Fetching a nearby hose, I began filling the pipe with water and waiting, bloodlust in full bloom, with a pitchfork to skewer the potato-destroying rodent. As expected, the gopher rose with the column of water. As should have been expected, I missed. Part bad aim, part the unsettling image of actually skewering the furry little rat and watching him/her squirm and die on the tine of a garden implement, I hesitated and immediately regretted my softheartedness. The gopher scrambled, laughing; I pursued.

Suddenly a second gopher popped out of the pipe. My attention diverted by the surprise bonus gopher, they both scampered away.

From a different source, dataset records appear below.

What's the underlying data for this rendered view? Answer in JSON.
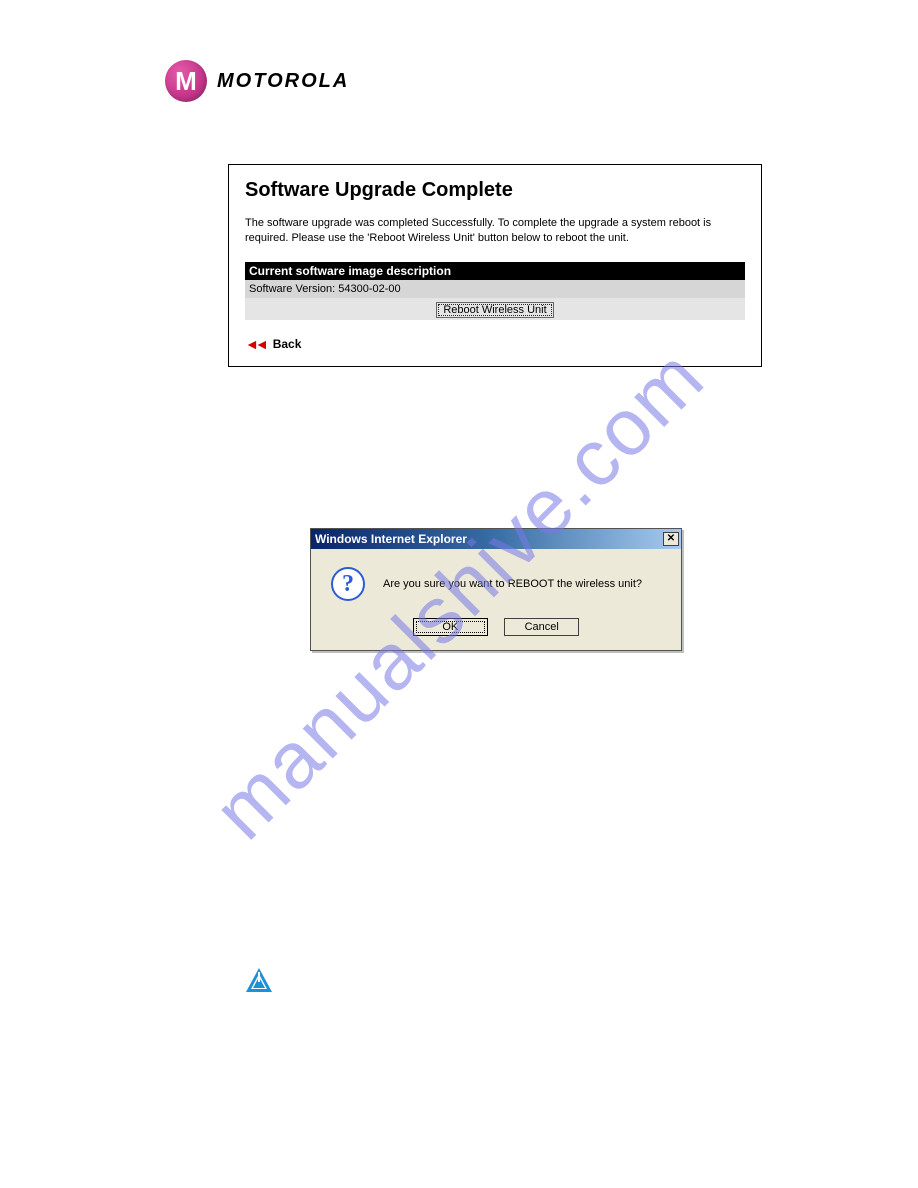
{
  "logo": {
    "glyph": "M",
    "brand": "MOTOROLA"
  },
  "upgrade_panel": {
    "title": "Software Upgrade Complete",
    "message": "The software upgrade was completed Successfully. To complete the upgrade a system reboot is required. Please use the 'Reboot Wireless Unit' button below to reboot the unit.",
    "table_header": "Current software image description",
    "version_label": "Software Version:",
    "version_value": "54300-02-00",
    "reboot_button": "Reboot Wireless Unit",
    "back_label": "Back"
  },
  "dialog": {
    "title": "Windows Internet Explorer",
    "message": "Are you sure you want to REBOOT the wireless unit?",
    "ok": "OK",
    "cancel": "Cancel"
  },
  "watermark": "manualshive.com"
}
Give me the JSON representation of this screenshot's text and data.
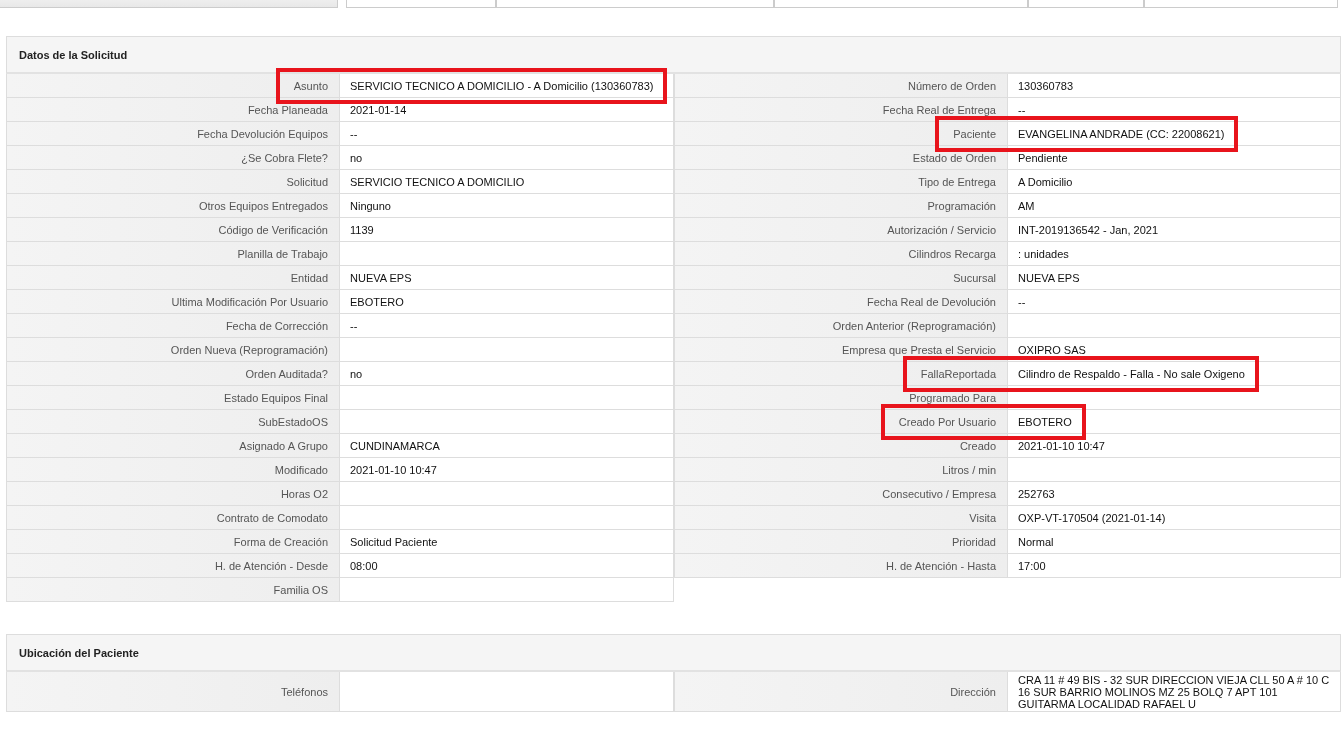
{
  "sections": [
    {
      "title": "Datos de la Solicitud",
      "rows": [
        [
          {
            "label": "Asunto",
            "value": "SERVICIO TECNICO A DOMICILIO - A Domicilio (130360783)",
            "highlighted": true
          },
          {
            "label": "Número de Orden",
            "value": "130360783",
            "highlighted": false
          }
        ],
        [
          {
            "label": "Fecha Planeada",
            "value": "2021-01-14",
            "highlighted": false
          },
          {
            "label": "Fecha Real de Entrega",
            "value": "--",
            "highlighted": false
          }
        ],
        [
          {
            "label": "Fecha Devolución Equipos",
            "value": "--",
            "highlighted": false
          },
          {
            "label": "Paciente",
            "value": "EVANGELINA ANDRADE (CC: 22008621)",
            "highlighted": true
          }
        ],
        [
          {
            "label": "¿Se Cobra Flete?",
            "value": "no",
            "highlighted": false
          },
          {
            "label": "Estado de Orden",
            "value": "Pendiente",
            "highlighted": false
          }
        ],
        [
          {
            "label": "Solicitud",
            "value": "SERVICIO TECNICO A DOMICILIO",
            "highlighted": false
          },
          {
            "label": "Tipo de Entrega",
            "value": "A Domicilio",
            "highlighted": false
          }
        ],
        [
          {
            "label": "Otros Equipos Entregados",
            "value": "Ninguno",
            "highlighted": false
          },
          {
            "label": "Programación",
            "value": "AM",
            "highlighted": false
          }
        ],
        [
          {
            "label": "Código de Verificación",
            "value": "1139",
            "highlighted": false
          },
          {
            "label": "Autorización / Servicio",
            "value": "INT-2019136542 - Jan, 2021",
            "highlighted": false
          }
        ],
        [
          {
            "label": "Planilla de Trabajo",
            "highlighted": false
          },
          {
            "label": "Cilindros Recarga",
            "value": ": unidades",
            "highlighted": false
          }
        ],
        [
          {
            "label": "Entidad",
            "value": "NUEVA EPS",
            "highlighted": false
          },
          {
            "label": "Sucursal",
            "value": "NUEVA EPS",
            "highlighted": false
          }
        ],
        [
          {
            "label": "Ultima Modificación Por Usuario",
            "value": "EBOTERO",
            "highlighted": false
          },
          {
            "label": "Fecha Real de Devolución",
            "value": "--",
            "highlighted": false
          }
        ],
        [
          {
            "label": "Fecha de Corrección",
            "value": "--",
            "highlighted": false
          },
          {
            "label": "Orden Anterior (Reprogramación)",
            "highlighted": false
          }
        ],
        [
          {
            "label": "Orden Nueva (Reprogramación)",
            "highlighted": false
          },
          {
            "label": "Empresa que Presta el Servicio",
            "value": "OXIPRO SAS",
            "highlighted": false
          }
        ],
        [
          {
            "label": "Orden Auditada?",
            "value": "no",
            "highlighted": false
          },
          {
            "label": "FallaReportada",
            "value": "Cilindro de Respaldo - Falla - No sale Oxigeno",
            "highlighted": true
          }
        ],
        [
          {
            "label": "Estado Equipos Final",
            "highlighted": false
          },
          {
            "label": "Programado Para",
            "highlighted": false
          }
        ],
        [
          {
            "label": "SubEstadoOS",
            "highlighted": false
          },
          {
            "label": "Creado Por Usuario",
            "value": "EBOTERO",
            "highlighted": true
          }
        ],
        [
          {
            "label": "Asignado A Grupo",
            "value": "CUNDINAMARCA",
            "highlighted": false
          },
          {
            "label": "Creado",
            "value": "2021-01-10 10:47",
            "highlighted": false
          }
        ],
        [
          {
            "label": "Modificado",
            "value": "2021-01-10 10:47",
            "highlighted": false
          },
          {
            "label": "Litros / min",
            "highlighted": false
          }
        ],
        [
          {
            "label": "Horas O2",
            "highlighted": false
          },
          {
            "label": "Consecutivo / Empresa",
            "value": "252763",
            "highlighted": false
          }
        ],
        [
          {
            "label": "Contrato de Comodato",
            "highlighted": false
          },
          {
            "label": "Visita",
            "value": "OXP-VT-170504 (2021-01-14)",
            "highlighted": false
          }
        ],
        [
          {
            "label": "Forma de Creación",
            "value": "Solicitud Paciente",
            "highlighted": false
          },
          {
            "label": "Prioridad",
            "value": "Normal",
            "highlighted": false
          }
        ],
        [
          {
            "label": "H. de Atención - Desde",
            "value": "08:00",
            "highlighted": false
          },
          {
            "label": "H. de Atención - Hasta",
            "value": "17:00",
            "highlighted": false
          }
        ],
        [
          {
            "label": "Familia OS",
            "highlighted": false
          }
        ]
      ]
    },
    {
      "title": "Ubicación del Paciente",
      "rows": [
        [
          {
            "label": "Teléfonos",
            "highlighted": false
          },
          {
            "label": "Dirección",
            "value": "CRA 11 # 49 BIS - 32 SUR DIRECCION VIEJA CLL 50 A # 10 C 16 SUR BARRIO MOLINOS MZ 25 BOLQ 7 APT 101 GUITARMA LOCALIDAD RAFAEL U",
            "highlighted": false
          }
        ]
      ]
    }
  ]
}
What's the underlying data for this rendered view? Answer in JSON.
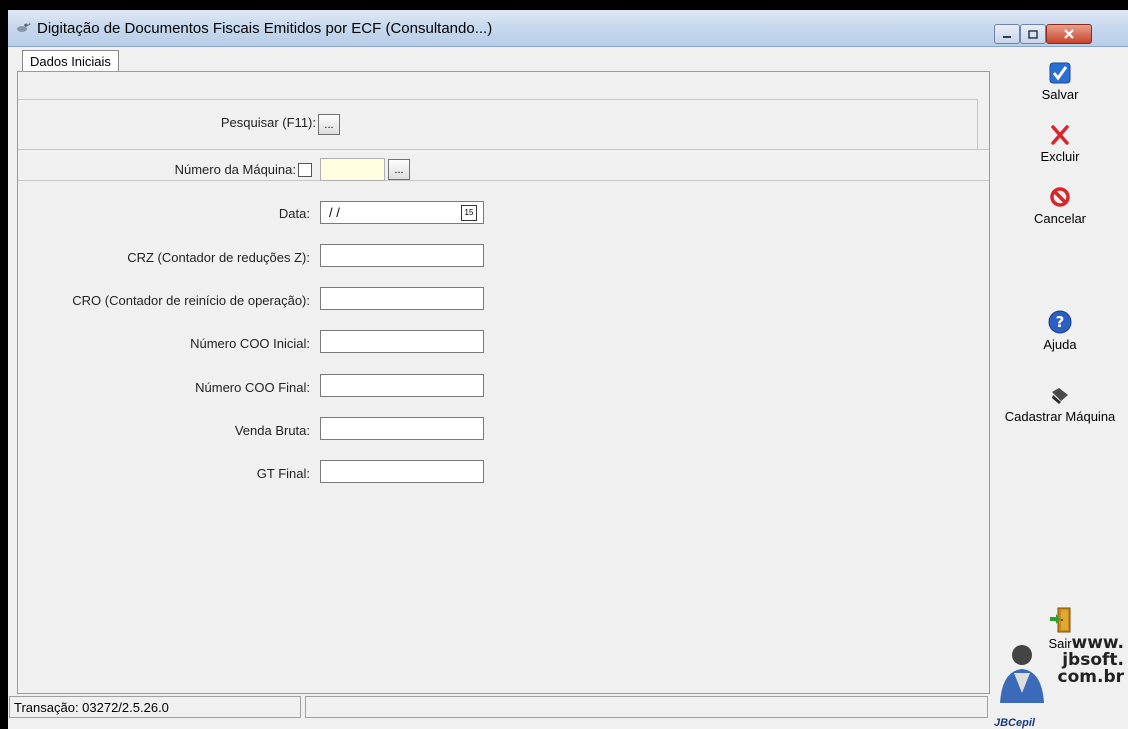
{
  "window": {
    "title": "Digitação de Documentos Fiscais Emitidos por ECF (Consultando...)",
    "icon": "satellite-app-icon",
    "controls": [
      "minimize-icon",
      "maximize-icon",
      "close-icon"
    ]
  },
  "tabs": [
    {
      "label": "Dados Iniciais",
      "selected": true
    }
  ],
  "form": {
    "pesquisar_label": "Pesquisar (F11):",
    "ellipsis": "...",
    "numero_maquina_label": "Número da Máquina:",
    "numero_maquina_value": "",
    "data_label": "Data:",
    "data_value": "/ /",
    "calendar_glyph": "15",
    "crz_label": "CRZ (Contador de reduções Z):",
    "crz_value": "",
    "cro_label": "CRO (Contador de reinício de operação):",
    "cro_value": "",
    "coo_inicial_label": "Número COO Inicial:",
    "coo_inicial_value": "",
    "coo_final_label": "Número COO Final:",
    "coo_final_value": "",
    "venda_bruta_label": "Venda Bruta:",
    "venda_bruta_value": "",
    "gt_final_label": "GT Final:",
    "gt_final_value": ""
  },
  "toolbar": {
    "salvar": {
      "label": "Salvar",
      "icon": "check-icon"
    },
    "excluir": {
      "label": "Excluir",
      "icon": "delete-x-icon"
    },
    "cancelar": {
      "label": "Cancelar",
      "icon": "cancel-icon"
    },
    "ajuda": {
      "label": "Ajuda",
      "icon": "help-icon"
    },
    "cadastrar": {
      "label": "Cadastrar Máquina",
      "icon": "stamp-icon"
    },
    "sair": {
      "label": "Sair",
      "icon": "exit-door-icon"
    }
  },
  "status": {
    "transacao": "Transação: 03272/2.5.26.0"
  },
  "logo": {
    "line1": "www.",
    "line2": "jbsoft.",
    "line3": "com.br",
    "brand": "JBCepil"
  },
  "colors": {
    "titlebar": "#c8d9ee",
    "close_button": "#c9442b",
    "check_blue": "#2a6fd1",
    "delete_red": "#d8262b",
    "yellow_field": "#fffde0"
  }
}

In my mind's eye, I had just become Elmer Fudd. Dwat!

I did not expect them to return to the pipe, but they did. Understanding I would probably never be able to successfully perform the pitchfork trick, I decided on a different course of action, the details of which I'll spare you.

Ultimately, I bought a Havahart catch and release trap. Over the course of the summer, I caught all the gophers at Smilin' Dog and the properties on either side. They've never come back. I won't say where I released them but I will say gophers aren't good swimmers.

There's peace in the patch...at last.